As if to acknowledge that we had more to offer, as if it were unfair that we weren’t able to put that into action, as if we were waiting one day to go on and do what we were born to do and make a real contribution, we say it when our jobs are taken away from us as if acknowledging that we had more to offer. It was my expectation that there would be more time to demonstrate myself as an excellent candidate and make my mark. It is what we say when we are caught off guard when our lover leaves us as if we were blindsided and given no warning as if it is not our fault that the magic had left long before as if someday we would be a better partner.
If there were more time, I would have been able to express how much I love you to you. We say it as we die, as we let go of our last hold on reality, as the air slips from our lungs, the pain that was once so intense turns into an odd dullness, and finally to peace and light, as our last, failing grasp on the world is released by a more giant hand.
As if we had lived a life that was unfelt and remorseful, we would say to ourselves that we had always planned to live someday soon, as if we were caught by surprise at the fact that there is no more time to live and love, as if we had never realized the clock was ticking all along, as if we hadn’t known we would be called, as if we hadn’t realized it was time to act.
Did we not know all this before? I thought there would be more… Did we not know all this before? It beggars belief that we are so foolhardy as to miss the irony in all of this. Even though time is finite in an infinite universe, we have a finite amount of time to live in, and even if we cannot comprehend the order and reason for it all, the outcome is predictable—life will come to an end randomly, and too soon.

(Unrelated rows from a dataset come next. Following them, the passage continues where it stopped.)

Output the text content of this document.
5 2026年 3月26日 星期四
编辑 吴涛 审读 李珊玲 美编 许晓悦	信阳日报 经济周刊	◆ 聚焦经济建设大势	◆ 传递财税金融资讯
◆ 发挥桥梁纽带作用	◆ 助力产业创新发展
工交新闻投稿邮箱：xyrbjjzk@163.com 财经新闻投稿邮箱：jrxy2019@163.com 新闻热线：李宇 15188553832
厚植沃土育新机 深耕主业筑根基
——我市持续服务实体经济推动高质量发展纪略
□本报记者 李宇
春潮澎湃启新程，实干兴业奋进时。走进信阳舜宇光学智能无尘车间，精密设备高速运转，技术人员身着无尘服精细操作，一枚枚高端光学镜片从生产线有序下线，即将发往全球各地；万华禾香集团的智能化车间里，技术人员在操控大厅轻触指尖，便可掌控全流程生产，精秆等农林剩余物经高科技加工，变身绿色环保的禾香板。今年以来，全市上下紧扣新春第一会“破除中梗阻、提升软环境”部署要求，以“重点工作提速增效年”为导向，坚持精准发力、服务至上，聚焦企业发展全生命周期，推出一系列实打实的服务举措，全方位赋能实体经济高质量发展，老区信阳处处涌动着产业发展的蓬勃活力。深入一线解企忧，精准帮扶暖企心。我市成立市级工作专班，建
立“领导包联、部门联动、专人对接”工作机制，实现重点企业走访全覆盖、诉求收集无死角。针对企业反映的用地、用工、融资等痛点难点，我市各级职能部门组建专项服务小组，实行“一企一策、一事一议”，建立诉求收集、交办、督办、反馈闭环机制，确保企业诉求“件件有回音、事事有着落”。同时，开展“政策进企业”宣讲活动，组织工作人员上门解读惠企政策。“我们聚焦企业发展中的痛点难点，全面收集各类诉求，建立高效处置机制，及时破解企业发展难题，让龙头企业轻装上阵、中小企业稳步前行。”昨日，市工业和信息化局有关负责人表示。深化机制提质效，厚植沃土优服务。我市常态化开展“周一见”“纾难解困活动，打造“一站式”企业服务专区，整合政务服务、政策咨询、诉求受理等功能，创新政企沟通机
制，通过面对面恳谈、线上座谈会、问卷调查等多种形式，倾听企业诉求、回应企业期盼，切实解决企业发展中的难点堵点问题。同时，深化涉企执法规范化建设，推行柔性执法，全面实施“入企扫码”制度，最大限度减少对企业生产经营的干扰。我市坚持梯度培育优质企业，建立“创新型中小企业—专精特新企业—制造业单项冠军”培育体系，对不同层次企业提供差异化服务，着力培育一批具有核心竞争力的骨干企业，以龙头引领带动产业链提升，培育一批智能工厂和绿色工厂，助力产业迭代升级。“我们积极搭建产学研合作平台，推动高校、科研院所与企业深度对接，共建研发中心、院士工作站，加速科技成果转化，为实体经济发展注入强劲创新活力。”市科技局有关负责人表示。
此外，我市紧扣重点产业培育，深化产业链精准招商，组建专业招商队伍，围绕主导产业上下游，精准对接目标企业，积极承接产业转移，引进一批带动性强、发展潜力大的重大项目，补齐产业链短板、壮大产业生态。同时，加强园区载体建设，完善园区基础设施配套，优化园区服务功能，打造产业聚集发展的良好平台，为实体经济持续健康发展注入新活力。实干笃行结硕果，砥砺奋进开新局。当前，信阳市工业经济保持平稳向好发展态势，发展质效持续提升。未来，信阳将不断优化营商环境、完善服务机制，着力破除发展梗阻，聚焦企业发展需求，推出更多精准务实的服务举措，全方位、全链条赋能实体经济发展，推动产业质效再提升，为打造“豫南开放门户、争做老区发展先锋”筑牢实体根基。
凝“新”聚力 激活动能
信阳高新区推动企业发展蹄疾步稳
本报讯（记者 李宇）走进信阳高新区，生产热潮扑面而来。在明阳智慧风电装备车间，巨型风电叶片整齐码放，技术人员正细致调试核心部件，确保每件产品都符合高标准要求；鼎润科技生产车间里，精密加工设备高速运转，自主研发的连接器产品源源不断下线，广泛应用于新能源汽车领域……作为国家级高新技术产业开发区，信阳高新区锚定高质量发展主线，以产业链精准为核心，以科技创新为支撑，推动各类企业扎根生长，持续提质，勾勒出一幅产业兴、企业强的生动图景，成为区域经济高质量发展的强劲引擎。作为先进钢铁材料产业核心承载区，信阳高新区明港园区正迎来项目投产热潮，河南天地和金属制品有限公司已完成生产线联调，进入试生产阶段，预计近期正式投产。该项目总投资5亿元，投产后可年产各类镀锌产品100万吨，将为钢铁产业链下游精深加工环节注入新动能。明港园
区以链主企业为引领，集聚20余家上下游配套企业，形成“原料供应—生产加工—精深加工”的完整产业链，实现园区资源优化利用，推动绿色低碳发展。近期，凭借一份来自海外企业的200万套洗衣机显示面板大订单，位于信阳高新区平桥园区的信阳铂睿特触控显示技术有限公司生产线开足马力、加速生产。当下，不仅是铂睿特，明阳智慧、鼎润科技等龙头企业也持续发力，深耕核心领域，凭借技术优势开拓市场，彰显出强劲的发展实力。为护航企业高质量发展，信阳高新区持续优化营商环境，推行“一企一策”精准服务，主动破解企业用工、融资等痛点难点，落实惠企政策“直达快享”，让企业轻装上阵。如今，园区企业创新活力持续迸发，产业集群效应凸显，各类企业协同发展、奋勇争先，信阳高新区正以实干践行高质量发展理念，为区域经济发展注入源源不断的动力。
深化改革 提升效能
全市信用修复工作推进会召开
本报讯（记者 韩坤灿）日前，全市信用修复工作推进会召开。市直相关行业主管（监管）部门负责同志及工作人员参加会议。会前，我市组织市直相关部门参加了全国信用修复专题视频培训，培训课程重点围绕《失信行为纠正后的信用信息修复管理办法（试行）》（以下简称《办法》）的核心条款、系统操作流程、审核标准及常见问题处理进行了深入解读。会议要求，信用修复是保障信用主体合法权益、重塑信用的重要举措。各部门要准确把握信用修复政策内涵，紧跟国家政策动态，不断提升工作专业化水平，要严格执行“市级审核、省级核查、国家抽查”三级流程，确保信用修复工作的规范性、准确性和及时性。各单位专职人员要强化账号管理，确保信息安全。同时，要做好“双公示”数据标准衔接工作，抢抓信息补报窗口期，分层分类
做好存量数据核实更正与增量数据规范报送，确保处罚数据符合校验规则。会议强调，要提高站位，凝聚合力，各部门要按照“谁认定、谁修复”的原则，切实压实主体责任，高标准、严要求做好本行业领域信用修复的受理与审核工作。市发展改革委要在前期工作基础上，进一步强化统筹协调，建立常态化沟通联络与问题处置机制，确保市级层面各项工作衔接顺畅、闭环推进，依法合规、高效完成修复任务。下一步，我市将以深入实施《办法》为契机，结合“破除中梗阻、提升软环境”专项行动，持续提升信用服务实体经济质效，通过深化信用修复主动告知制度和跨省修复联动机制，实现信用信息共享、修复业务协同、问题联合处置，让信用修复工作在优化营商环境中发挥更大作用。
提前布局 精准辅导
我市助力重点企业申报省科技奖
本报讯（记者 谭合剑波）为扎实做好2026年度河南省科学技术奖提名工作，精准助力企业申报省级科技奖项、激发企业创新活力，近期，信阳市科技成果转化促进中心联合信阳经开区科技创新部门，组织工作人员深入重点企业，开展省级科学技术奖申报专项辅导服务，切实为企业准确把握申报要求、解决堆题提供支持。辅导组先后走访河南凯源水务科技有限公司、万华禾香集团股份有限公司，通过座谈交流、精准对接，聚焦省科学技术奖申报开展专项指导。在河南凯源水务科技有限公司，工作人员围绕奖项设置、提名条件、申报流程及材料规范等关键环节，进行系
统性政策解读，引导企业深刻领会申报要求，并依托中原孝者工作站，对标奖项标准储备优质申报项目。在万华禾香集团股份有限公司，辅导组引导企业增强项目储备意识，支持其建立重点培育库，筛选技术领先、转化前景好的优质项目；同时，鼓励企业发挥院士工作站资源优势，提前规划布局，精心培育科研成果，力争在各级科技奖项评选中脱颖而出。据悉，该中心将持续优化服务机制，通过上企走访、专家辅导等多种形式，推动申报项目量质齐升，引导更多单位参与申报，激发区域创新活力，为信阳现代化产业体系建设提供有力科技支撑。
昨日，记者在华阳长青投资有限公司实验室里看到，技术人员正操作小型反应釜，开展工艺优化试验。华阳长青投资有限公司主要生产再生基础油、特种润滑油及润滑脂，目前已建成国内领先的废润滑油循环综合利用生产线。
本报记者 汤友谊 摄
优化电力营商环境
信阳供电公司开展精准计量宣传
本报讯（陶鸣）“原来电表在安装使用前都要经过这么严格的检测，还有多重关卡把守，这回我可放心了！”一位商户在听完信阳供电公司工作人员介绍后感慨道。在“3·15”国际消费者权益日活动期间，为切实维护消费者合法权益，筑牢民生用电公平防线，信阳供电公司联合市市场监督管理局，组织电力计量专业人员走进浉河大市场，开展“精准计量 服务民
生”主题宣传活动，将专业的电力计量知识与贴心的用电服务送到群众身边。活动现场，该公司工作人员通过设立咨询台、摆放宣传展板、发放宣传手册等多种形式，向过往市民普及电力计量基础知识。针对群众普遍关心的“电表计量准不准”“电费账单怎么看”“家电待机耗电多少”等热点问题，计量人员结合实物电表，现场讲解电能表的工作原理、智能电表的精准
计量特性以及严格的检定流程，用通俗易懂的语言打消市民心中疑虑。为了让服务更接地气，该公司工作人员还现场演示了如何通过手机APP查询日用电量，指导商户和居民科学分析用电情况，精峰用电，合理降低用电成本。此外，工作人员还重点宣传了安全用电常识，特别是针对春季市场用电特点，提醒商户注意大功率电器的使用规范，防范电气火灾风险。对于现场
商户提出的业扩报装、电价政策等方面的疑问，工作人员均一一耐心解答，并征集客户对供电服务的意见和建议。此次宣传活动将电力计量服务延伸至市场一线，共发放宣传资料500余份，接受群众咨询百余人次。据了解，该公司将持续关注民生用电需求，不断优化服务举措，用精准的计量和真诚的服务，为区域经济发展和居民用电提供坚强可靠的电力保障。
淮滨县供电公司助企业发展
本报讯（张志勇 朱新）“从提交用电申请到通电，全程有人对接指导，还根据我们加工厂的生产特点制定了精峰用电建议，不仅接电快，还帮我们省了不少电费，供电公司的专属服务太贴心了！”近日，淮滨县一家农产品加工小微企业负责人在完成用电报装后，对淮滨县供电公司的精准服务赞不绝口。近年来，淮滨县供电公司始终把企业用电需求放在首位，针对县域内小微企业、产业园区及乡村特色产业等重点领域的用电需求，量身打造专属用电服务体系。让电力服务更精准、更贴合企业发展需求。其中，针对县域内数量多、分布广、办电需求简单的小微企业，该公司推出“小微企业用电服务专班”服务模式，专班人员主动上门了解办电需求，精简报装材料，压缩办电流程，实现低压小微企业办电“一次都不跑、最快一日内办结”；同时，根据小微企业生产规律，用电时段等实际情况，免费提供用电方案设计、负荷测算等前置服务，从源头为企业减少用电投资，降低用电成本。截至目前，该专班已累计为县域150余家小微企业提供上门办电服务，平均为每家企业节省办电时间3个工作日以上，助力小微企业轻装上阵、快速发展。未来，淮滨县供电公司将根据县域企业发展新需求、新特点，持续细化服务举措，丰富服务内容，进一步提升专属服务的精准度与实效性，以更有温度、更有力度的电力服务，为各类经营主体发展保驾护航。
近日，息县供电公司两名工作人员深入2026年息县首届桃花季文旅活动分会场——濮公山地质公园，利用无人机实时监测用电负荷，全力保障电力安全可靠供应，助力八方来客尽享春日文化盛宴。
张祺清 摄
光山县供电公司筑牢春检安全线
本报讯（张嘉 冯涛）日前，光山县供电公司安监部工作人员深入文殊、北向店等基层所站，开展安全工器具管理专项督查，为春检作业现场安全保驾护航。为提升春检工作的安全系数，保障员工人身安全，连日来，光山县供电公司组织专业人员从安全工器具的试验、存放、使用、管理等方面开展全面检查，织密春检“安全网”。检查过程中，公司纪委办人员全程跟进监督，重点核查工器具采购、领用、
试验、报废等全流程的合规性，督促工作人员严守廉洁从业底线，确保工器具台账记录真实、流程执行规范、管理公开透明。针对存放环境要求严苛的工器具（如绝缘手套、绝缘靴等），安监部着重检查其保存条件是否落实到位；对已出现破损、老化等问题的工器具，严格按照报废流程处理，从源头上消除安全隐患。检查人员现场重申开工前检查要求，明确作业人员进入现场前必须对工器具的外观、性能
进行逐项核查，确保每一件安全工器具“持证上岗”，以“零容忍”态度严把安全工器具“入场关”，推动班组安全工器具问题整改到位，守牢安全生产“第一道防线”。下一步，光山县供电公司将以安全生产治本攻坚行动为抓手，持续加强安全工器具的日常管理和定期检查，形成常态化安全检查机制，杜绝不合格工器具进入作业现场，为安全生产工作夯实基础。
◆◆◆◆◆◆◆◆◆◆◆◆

Perhaps brutishly or easily, but most likely with little fanfare or crescendo other than, hopefully, the love that has gathered around us, it will be taken away. When the time finally comes for a player to play one more hand of cards, why is it that so many people gasp and beg and plead for another hand of cards as if the Dealer would keep patience with a drifter who never actually played all the cards he already dealt them?
It would be easy for us to lament the decline we are about to suffer. It is possible to try to avert the day when death arrives and whispers to our ears that now is our destined moment when we ascend back to Love and we could try to prevent that day. The possibility of it happening could be denied. Despite all the chances we would receive to enjoy life while we can, with the loss of those we love, accidents, and randomness that we seem to hit from the sky when we least expect it, we could keep missing the hints we receive to enjoy life while we can.
Nevertheless, we don’t think about our mortality in any way as a matter of fact. Continuing to check our fancy watches and full agendas in a panic, we wonder where we are going to be. We somehow seem blinded and deaf to destiny waving its arms at us, screaming out at the moment, asking my friend, you are exactly where you need to be already, do you not see that? Instead of looking for something else, look around and see what you find. The whole thing is now here for you to see. You will have missed out on life if you don’t make it.